The moment the words left her mouth, Emma wished she could retract them, seeing the stricken expression on Ariadne’s face. Of all people, Ariadne had the most reason to know about the reapportionment of lands in Europe. First had come the tragic death of her family during the war. Then, only a few weeks ago, she had learned the dreadful news that her nation was being dissolved, its lands annexed by another country. As Ariadne had remarked at the time, she was a princess now in name only, left without a country or a home.

“I can well understand the prince’s desire to defend and maintain his kingdom,” Ariadne said in a deliberately calm voice. “But that doesn’t mean he has to do so by marrying you off to a man three times your age.”
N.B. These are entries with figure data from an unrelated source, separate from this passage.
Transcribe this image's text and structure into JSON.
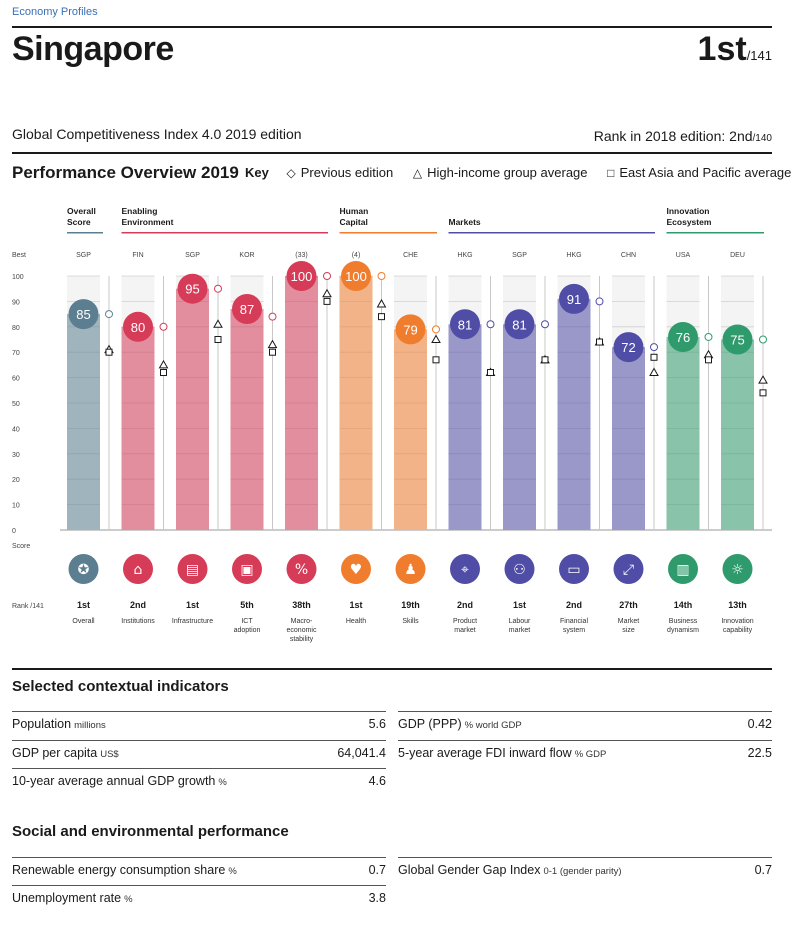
{
  "breadcrumb": "Economy Profiles",
  "country": "Singapore",
  "rank": {
    "value": "1st",
    "out_of": "/141"
  },
  "index_edition": "Global Competitiveness Index 4.0 2019 edition",
  "rank_2018": {
    "label": "Rank in 2018 edition: 2nd",
    "out_of": "/140"
  },
  "performance": {
    "title": "Performance Overview 2019",
    "key_label": "Key",
    "key_items": [
      {
        "glyph": "◇",
        "label": "Previous edition"
      },
      {
        "glyph": "△",
        "label": "High-income group average"
      },
      {
        "glyph": "□",
        "label": "East Asia and Pacific average"
      }
    ]
  },
  "chart_data": {
    "type": "bar",
    "ylim": [
      0,
      100
    ],
    "y_ticks": [
      0,
      10,
      20,
      30,
      40,
      50,
      60,
      70,
      80,
      90,
      100
    ],
    "best_label": "Best",
    "score_label": "Score",
    "rank_label": "Rank /141",
    "groups": [
      {
        "name": "Overall Score",
        "line1": "Overall",
        "line2": "Score",
        "color": "#5b7f91",
        "span": [
          0,
          0
        ]
      },
      {
        "name": "Enabling Environment",
        "line1": "Enabling",
        "line2": "Environment",
        "color": "#d63b58",
        "span": [
          1,
          4
        ]
      },
      {
        "name": "Human Capital",
        "line1": "Human",
        "line2": "Capital",
        "color": "#ef7d2d",
        "span": [
          5,
          6
        ]
      },
      {
        "name": "Markets",
        "line1": "",
        "line2": "Markets",
        "color": "#504da6",
        "span": [
          7,
          10
        ]
      },
      {
        "name": "Innovation Ecosystem",
        "line1": "Innovation",
        "line2": "Ecosystem",
        "color": "#2f9b6d",
        "span": [
          11,
          12
        ]
      }
    ],
    "pillars": [
      {
        "label": "Overall",
        "best": "SGP",
        "score": 85,
        "prev": 85,
        "high": 71,
        "eap": 70,
        "rank": "1st",
        "group": 0,
        "icon": "medal-icon",
        "glyph": "✪"
      },
      {
        "label": "Institutions",
        "best": "FIN",
        "score": 80,
        "prev": 80,
        "high": 65,
        "eap": 62,
        "rank": "2nd",
        "group": 1,
        "icon": "building-icon",
        "glyph": "⌂"
      },
      {
        "label": "Infrastructure",
        "best": "SGP",
        "score": 95,
        "prev": 95,
        "high": 81,
        "eap": 75,
        "rank": "1st",
        "group": 1,
        "icon": "train-icon",
        "glyph": "▤"
      },
      {
        "label": "ICT adoption",
        "best": "KOR",
        "score": 87,
        "prev": 84,
        "high": 73,
        "eap": 70,
        "rank": "5th",
        "group": 1,
        "icon": "chip-icon",
        "glyph": "▣"
      },
      {
        "label": "Macro-economic stability",
        "best": "(33)",
        "score": 100,
        "prev": 100,
        "high": 93,
        "eap": 90,
        "rank": "38th",
        "group": 1,
        "icon": "percent-icon",
        "glyph": "%"
      },
      {
        "label": "Health",
        "best": "(4)",
        "score": 100,
        "prev": 100,
        "high": 89,
        "eap": 84,
        "rank": "1st",
        "group": 2,
        "icon": "heart-pulse-icon",
        "glyph": "♥"
      },
      {
        "label": "Skills",
        "best": "CHE",
        "score": 79,
        "prev": 79,
        "high": 75,
        "eap": 67,
        "rank": "19th",
        "group": 2,
        "icon": "graduate-icon",
        "glyph": "♟"
      },
      {
        "label": "Product market",
        "best": "HKG",
        "score": 81,
        "prev": 81,
        "high": 62,
        "eap": 62,
        "rank": "2nd",
        "group": 3,
        "icon": "tag-icon",
        "glyph": "⌖"
      },
      {
        "label": "Labour market",
        "best": "SGP",
        "score": 81,
        "prev": 81,
        "high": 67,
        "eap": 67,
        "rank": "1st",
        "group": 3,
        "icon": "people-icon",
        "glyph": "⚇"
      },
      {
        "label": "Financial system",
        "best": "HKG",
        "score": 91,
        "prev": 90,
        "high": 74,
        "eap": 74,
        "rank": "2nd",
        "group": 3,
        "icon": "card-icon",
        "glyph": "▭"
      },
      {
        "label": "Market size",
        "best": "CHN",
        "score": 72,
        "prev": 72,
        "high": 62,
        "eap": 68,
        "rank": "27th",
        "group": 3,
        "icon": "expand-icon",
        "glyph": "⤢"
      },
      {
        "label": "Business dynamism",
        "best": "USA",
        "score": 76,
        "prev": 76,
        "high": 69,
        "eap": 67,
        "rank": "14th",
        "group": 4,
        "icon": "document-chart-icon",
        "glyph": "▥"
      },
      {
        "label": "Innovation capability",
        "best": "DEU",
        "score": 75,
        "prev": 75,
        "high": 59,
        "eap": 54,
        "rank": "13th",
        "group": 4,
        "icon": "lightbulb-icon",
        "glyph": "☼"
      }
    ]
  },
  "contextual": {
    "title": "Selected contextual indicators",
    "left": [
      {
        "label": "Population",
        "unit": "millions",
        "value": "5.6"
      },
      {
        "label": "GDP per capita",
        "unit": "US$",
        "value": "64,041.4"
      },
      {
        "label": "10-year average annual GDP growth",
        "unit": "%",
        "value": "4.6"
      }
    ],
    "right": [
      {
        "label": "GDP (PPP)",
        "unit": "% world GDP",
        "value": "0.42"
      },
      {
        "label": "5-year average FDI inward flow",
        "unit": "% GDP",
        "value": "22.5"
      }
    ]
  },
  "social": {
    "title": "Social and environmental performance",
    "left": [
      {
        "label": "Renewable energy consumption share",
        "unit": "%",
        "value": "0.7"
      },
      {
        "label": "Unemployment rate",
        "unit": "%",
        "value": "3.8"
      }
    ],
    "right": [
      {
        "label": "Global Gender Gap Index",
        "unit": "0-1 (gender parity)",
        "value": "0.7"
      }
    ]
  }
}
“Twice,” Mercedes piped up in a helpful tone. “I believe King Otto is in his late thirties.”

Ariadne gave an indelicate snort that would have earned her a scold from the headmistress had she heard it. “Twice? Three times? He is far too old for a girl of eighteen. Surely your brother could have come up with a solution other than forcing you into a cold, dynastic marriage.”